Except thopse tend to become BIG problems...for EVERYONE.
And if you don't believe that, again, look at the last 150 years- all those wars and issues have profound ideological underpinnings.
Marxism.
Facism.
"God promised us this land and our Temple!" vs. "We're here now with our Dome!"
And plenty more.
But ALL THOSE, all of them, pale in comparison to the God void.
Again, whether you were an American or Englishman or Frenchman or Spaniard or German or Russian or Pole or Austrian or Italian or whatever, you could at least all come together over the god idea.
That is now gone, we CAN'T.
And there are people who want to pretend nothing's changed ans worship like it's still the Dark Ages (fundamentalists) and on the other side there are people laughing and hooting and hollering at them for being childish fools (the Dawkins-style of atheists.)
And then a BIG chunk of the population in the middle, maybe leaning one way or the other but still the middle, and they're going to get caught in the crossfires.
Because we have a LOT of fanatics out there, in every religion, and in non-religion.
The popel who say "the world would be so much better if all the Jews were just gone" and, correspondingly, I'm sure, some Jews who think "you know, we had that site where the Dome of the Rock is first, we should just kill all the Muslims and the world would instantly be better" and "all religions are violent and we should just blow up all the religious leaders"
ALL IDEOLOGIES have their extremists.
And THEY are the ones that start things.
Extremists for the already-pissed Serbs, The Black Hand, start WWI.
A few extreme Germans find a extreme Austrian and you get the Nazis.
A radical regime makes the USSR atheistic and expunges religion there.
A few Arabs get it into their heads to fly a couple planes into towers.
Heck, even the American and French Revolution, it wasn't the Washingtons and Adamses and Jeffersons or the normal farmer or fisherman that started it, it was some VERY angry colonists...and it GREW...and then...
That Void is still there, and it drags on people without there even knowing it, because it's a drag on society.
And mark my words- before we had just swords or guns to fight out issues, and at least had that unifying idea of God.
We now have weapons that can destroy all life on Earth, and we have lost not only that one common ground, but one that was perceived to be a protector of sorts, it says Jesus or some messiah will SAVE US.
The next wars will be bigger, and deadlier, and all-the-more horrific unless we fill the void. We haven't grown closer as a people, we've just fragmented more (hell, in America, on a microcosm of this, you can see it in out admittedly-broken politcal parties- not D or R anymore, now you have D and R and I and Tea Partiers and different cations inside D and R and smaller factions inside those...it's BROKEN.)
In "Godot" they stay there and wait...and wait...and suffer...and wait.

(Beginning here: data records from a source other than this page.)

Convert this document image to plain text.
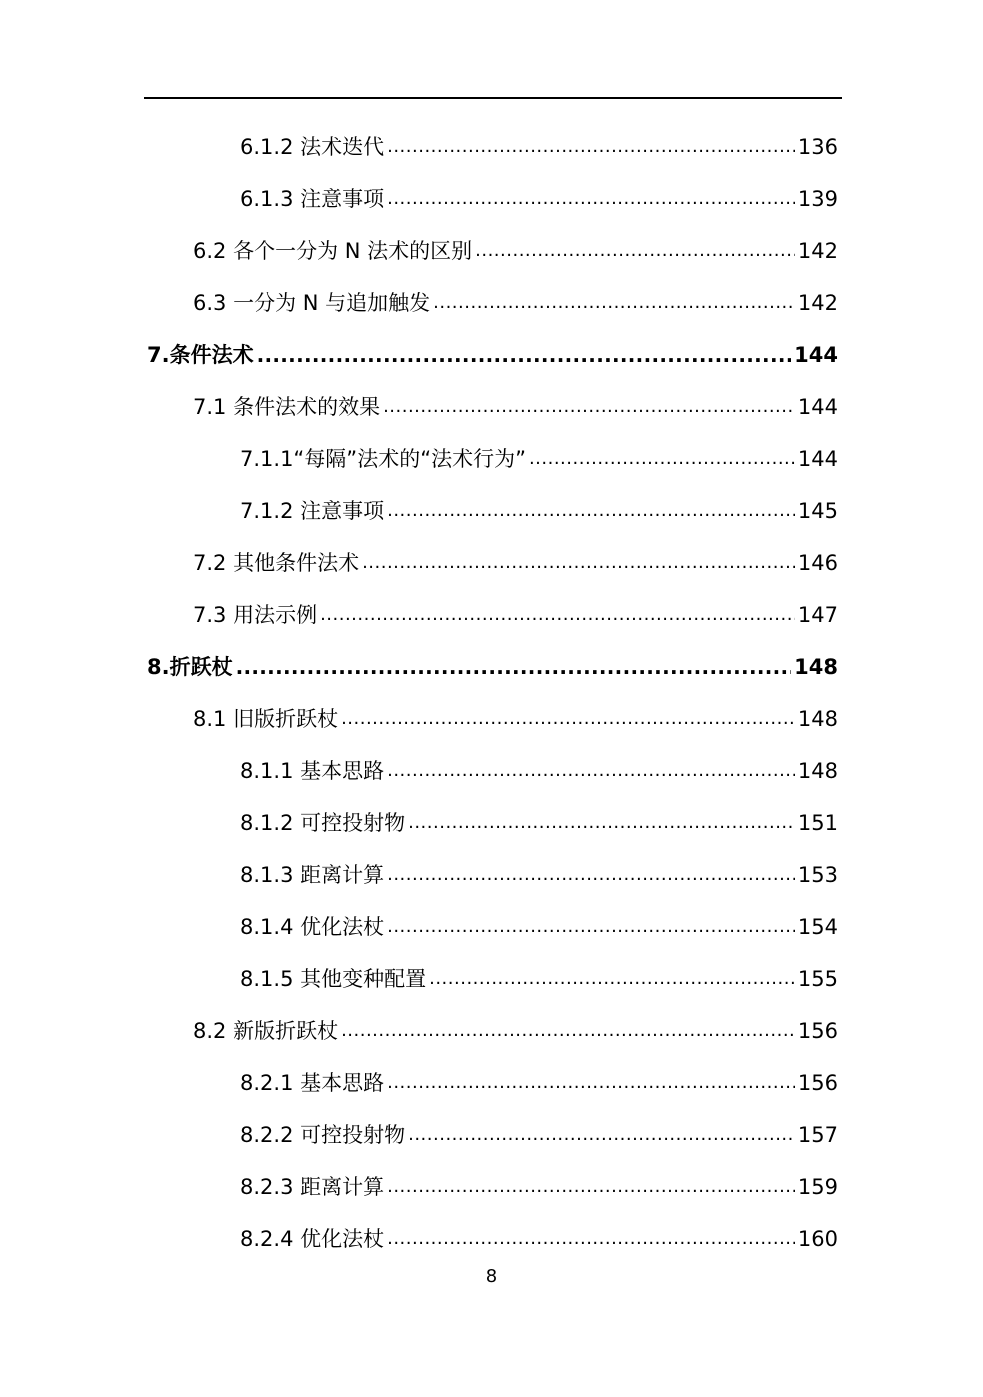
6.1.2 法术迭代 .....	136
6.1.3 注意事项 .....	139
6.2 各个一分为 N 法术的区别 .....	142
6.3 一分为 N 与追加触发 .....	142
7.条件法术 .....	144
7.1 条件法术的效果 .....	144
7.1.1“每隔”法术的“法术行为” .....	144
7.1.2 注意事项 .....	145
7.2 其他条件法术 .....	146
7.3 用法示例 .....	147
8.折跃杖 .....	148
8.1 旧版折跃杖 .....	148
8.1.1 基本思路 .....	148
8.1.2 可控投射物 .....	151
8.1.3 距离计算 .....	153
8.1.4 优化法杖 .....	154
8.1.5 其他变种配置 .....	155
8.2 新版折跃杖 .....	156
8.2.1 基本思路 .....	156
8.2.2 可控投射物 .....	157
8.2.3 距离计算 .....	159
8.2.4 优化法杖 .....	160
8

They are in a literal void of sorts. And if they just moved, just left, just tried to fill the literal void of the world or the void within themselves, they might be fine, they're shown to be capable and smart enough to do so.
But they can't, because, as they will tell you over and over, "We're waiting for Godot!"
For Godot has promised to help them and solve all their problems, to give their life meaning.
Godot's abscence is the void.
God's absence is ours.
Without an answer, something that was as perfect an answer for everything as God was, we're no better off than Didi or Gogo (the two characters.)